Q: As a third-party provider of loan fulfillment services, Altavera interacts with a broad sample of lenders. What lingering effects of TRID are still impacting loan production and closing processes that you have observed?
Simons: The most common issues we see are errors and omissions on the initial loan estimate (LE), changes made to the LE without a valid change of circumstance, and the initial closing disclosure (CD) being sent out before the file was properly reviewed and reconciled (and, in some cases, before the file was clear to close).
To combat these problems, extreme diligence and care must be taken with both the initial LE and the final CD. Sales teams must get on board with this necessity and provide terms and fees accordingly. Perhaps most critically, access must be strictly controlled so that any staff member touching an LE or CD thoroughly understands the details of TRID regulation.

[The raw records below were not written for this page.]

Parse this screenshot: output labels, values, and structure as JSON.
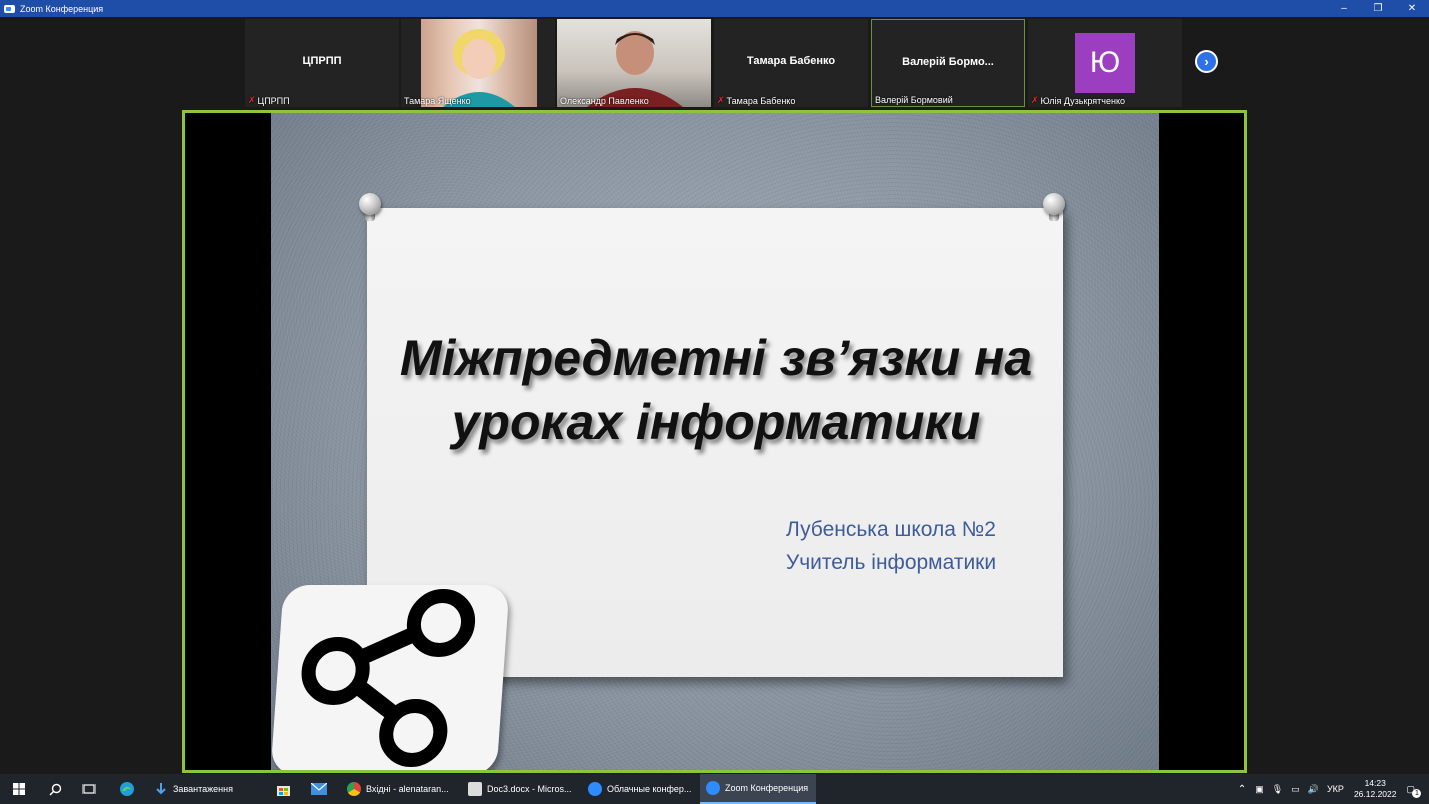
{
  "window": {
    "title": "Zoom Конференция",
    "controls": [
      "–",
      "❐",
      "✕"
    ]
  },
  "gallery": {
    "tiles": [
      {
        "bigname": "ЦПРПП",
        "label": "ЦПРПП",
        "muted": true
      },
      {
        "bigname": "",
        "label": "Тамара Ященко",
        "muted": false
      },
      {
        "bigname": "",
        "label": "Олександр Павленко",
        "muted": false
      },
      {
        "bigname": "Тамара Бабенко",
        "label": "Тамара Бабенко",
        "muted": true
      },
      {
        "bigname": "Валерій Бормо...",
        "label": "Валерій Бормовий",
        "muted": false
      },
      {
        "bigname": "",
        "avatar": "Ю",
        "label": "Юлія Дузькрятченко",
        "muted": true
      }
    ],
    "next_icon": "›"
  },
  "slide": {
    "title_line1": "Міжпредметні зв’язки  на",
    "title_line2": "уроках інформатики",
    "subtitle_line1": "Лубенська школа №2",
    "subtitle_line2": "Учитель інформатики",
    "icon": "share-icon"
  },
  "taskbar": {
    "apps": [
      {
        "label": "Завантаження",
        "icon": "download-icon"
      },
      {
        "label": "Вхідні - alenataran...",
        "icon": "chrome-icon"
      },
      {
        "label": "Doc3.docx - Micros...",
        "icon": "word-icon"
      },
      {
        "label": "Облачные конфер...",
        "icon": "zoom-icon"
      },
      {
        "label": "Zoom Конференция",
        "icon": "zoom-icon"
      }
    ],
    "language": "УКР",
    "time": "14:23",
    "date": "26.12.2022",
    "notification_count": "1"
  }
}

Q: In April, MortgageOrb reported that your company expects increased non-QM activity in the coming months. Does that prediction hold true today? What other market trends does Altavera anticipate based on the staffing requests it receives?
Simons: We continue to receive requests for underwriting and processing support on non-QM loans at a pace that exceeds last year’s volume, and volume is about on pace with what we observed early in the second quarter.
The newest trend we’re seeing is significant interest in closed-loan file review, also called pre-purchase review, for both QM and non-QM loans. In fact, demand has been so strong that we’ve formalized an offering around this service. It’s something we’ve done on a limited basis for existing clients for some time, but now that so many large lenders, investment firms and aggregators are expressing interest, we’ve ramped up our capabilities.
Closed-loan file review involves auditing a loan package prior to purchase by a correspondent buyer or aggregator by validating product conformity with investor guidelines, reviewing the credit decision and supporting documents, checking QM/ability-to-repay requirements, verifying collateral valuation, and reviewing closing documentation and other compliance issues.
Q: Speaking of non-QM activity, how do you respond to critics of so-called “stated income” or “low doc” loans? Should investors be wary of these loans as a throwback to the loose lending practices of the pre-financial crisis era?
Simons: Non-QM loans, which can include stated income loans, are not inherently risky products. These are not the same subprime loans that led to the housing crisis. Today’s non-QM loans carry a higher average borrower credit score than pre-crisis loans, and they require higher down payments for borrowers with the riskiest credit profiles. They do not come with prepayment penalties. They’re subject to stronger regulations that ensure independent collateral valuation and hold originators accountable for the loan’s performance. And, contrary to popular belief, they’re still subject to Dodd-Frank’s ability-to-repay standards, even if alternate proof of income is used (as in the case of stated income loans).
That said, non-QM loans need a rock-solid fulfillment process to ensure their legitimacy and liquidity on the secondary market. These loans are not an area of specialty for the average loan officer, so it’s important to partner with a fulfillment team that has a full understanding of non-QM underwriting requirements. For our clients in the non-QM space, we assign dedicated resources that specialize in non-QM to ensure every loan is compliant and performing.